In a rebuke to Arizona Gov. Doug Ducey, the mayor of Goodyear is sticking with Nike in a deal to bring more than 500 jobs to her city.
The Republican governor on Tuesday said he'd yank state financial incentives for a $185 million Nike Air factory in Goodyear, a suburb of Phoenix, in responding to news that Nike had decided, reportedly due to the objections of former NFL star Colin Kaepernick.
Calling the brouhaha "a difficult situation," Goodyear Mayor Georgia Lord, also a Republican, said in a video posted on the city's Facebook page that she could "appreciate the emotion and discussion I've heard on this important topic."
Noting that the city council had "unanimously approved a job-creation agreement with Nike" on Monday night, the mayor said Goodyear would not back away from its financial deal due to the controversy. "This deal is expected to bring more than 500 jobs and significant investment to our city. We will honor the commitment we made in our agreement."

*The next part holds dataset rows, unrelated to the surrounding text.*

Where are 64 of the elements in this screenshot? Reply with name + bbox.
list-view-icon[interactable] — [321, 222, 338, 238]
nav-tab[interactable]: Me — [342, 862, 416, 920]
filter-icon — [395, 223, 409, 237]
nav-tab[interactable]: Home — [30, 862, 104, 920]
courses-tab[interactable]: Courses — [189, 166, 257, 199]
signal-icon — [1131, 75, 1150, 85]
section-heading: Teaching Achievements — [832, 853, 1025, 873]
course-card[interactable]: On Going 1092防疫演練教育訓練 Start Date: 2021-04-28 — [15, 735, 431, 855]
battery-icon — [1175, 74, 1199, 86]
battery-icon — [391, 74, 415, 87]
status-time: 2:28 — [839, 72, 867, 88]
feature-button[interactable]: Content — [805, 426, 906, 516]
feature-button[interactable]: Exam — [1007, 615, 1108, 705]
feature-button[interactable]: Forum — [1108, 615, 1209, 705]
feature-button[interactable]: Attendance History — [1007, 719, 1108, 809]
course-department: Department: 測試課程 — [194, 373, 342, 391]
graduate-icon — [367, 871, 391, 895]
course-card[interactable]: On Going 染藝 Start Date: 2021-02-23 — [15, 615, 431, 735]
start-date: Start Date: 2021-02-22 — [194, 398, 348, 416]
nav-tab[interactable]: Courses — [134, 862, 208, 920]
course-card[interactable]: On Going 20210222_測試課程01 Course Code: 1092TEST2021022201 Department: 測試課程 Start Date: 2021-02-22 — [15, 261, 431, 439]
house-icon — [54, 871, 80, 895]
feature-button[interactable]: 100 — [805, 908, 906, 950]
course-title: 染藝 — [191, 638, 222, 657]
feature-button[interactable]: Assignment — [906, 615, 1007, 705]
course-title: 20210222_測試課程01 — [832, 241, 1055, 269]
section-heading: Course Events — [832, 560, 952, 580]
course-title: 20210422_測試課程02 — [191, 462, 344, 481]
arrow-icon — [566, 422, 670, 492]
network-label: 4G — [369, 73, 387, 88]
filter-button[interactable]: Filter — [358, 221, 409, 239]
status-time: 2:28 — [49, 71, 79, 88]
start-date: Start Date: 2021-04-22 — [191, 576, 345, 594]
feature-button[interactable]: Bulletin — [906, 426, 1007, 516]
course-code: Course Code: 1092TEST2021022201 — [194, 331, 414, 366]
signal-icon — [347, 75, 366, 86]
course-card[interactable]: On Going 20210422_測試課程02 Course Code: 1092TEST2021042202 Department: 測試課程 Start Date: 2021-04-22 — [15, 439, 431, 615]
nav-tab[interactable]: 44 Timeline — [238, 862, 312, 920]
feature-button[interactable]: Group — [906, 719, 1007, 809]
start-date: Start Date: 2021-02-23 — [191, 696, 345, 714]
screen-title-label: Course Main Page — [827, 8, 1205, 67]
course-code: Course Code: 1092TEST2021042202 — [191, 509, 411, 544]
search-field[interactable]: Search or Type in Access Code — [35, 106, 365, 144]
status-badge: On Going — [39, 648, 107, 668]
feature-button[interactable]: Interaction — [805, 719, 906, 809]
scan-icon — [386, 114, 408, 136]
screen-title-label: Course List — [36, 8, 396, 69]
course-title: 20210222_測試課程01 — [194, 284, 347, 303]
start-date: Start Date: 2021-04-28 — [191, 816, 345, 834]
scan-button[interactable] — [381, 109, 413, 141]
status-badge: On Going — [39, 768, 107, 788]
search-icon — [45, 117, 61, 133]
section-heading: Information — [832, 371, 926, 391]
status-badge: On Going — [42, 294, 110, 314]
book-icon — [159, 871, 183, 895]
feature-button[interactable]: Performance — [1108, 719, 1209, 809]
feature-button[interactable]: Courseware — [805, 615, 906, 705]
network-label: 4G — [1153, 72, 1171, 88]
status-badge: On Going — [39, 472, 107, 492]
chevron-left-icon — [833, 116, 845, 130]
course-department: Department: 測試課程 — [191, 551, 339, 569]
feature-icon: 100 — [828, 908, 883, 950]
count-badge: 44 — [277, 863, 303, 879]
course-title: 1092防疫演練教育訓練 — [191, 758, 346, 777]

Ducey had said he'd ordered the Arizona Commerce Authority to rescind a potential grant of up to $1 million from the Arizona Competes Fund.
"The Arizona Commerce Authority was active in the deal to attract Nike to Arizona. We offered a performance-based grant of up to $1 million," a spokesperson for the authority emailed CBS MoneyWatch. "The offer was accepted, contingent upon final negotiations and a formal agreement. At the governor's direction, that offer has been withdrawn. Unlike other programs in statute that are eligible to any and all companies, including Nike -- this grant program is purely discretionary."
The authority, however, does not control incentives offered by the city of Goodyear, which had said it would waive nearly $1 million in permit and plan-review fees and give Nike another $1 million for job creation.
Nike has indicated it, too, would stick to its guns in regards to its deal with Goodyear.
"We already employ 35,000 people in the U.S. and remain committed to creating jobs in the U.S., including a significant investment in an additional manufacturing center which will create 500 new jobs," the company said in a statement on Tuesday.
The company did not immediately answer a request that it clarify that its statement was specific to Goodyear.
That said, if the pact with the Arizona city unravels, Nike seemingly has other options.
"Let's talk," New Mexico Gov. Michelle Lugan Grisham tweeted at the company, with a spokesperson for the Democratic governor telling the Washington Post that Grisham's office had reached out to Nike to inquire if New Mexico might be a "potential fit" for the company.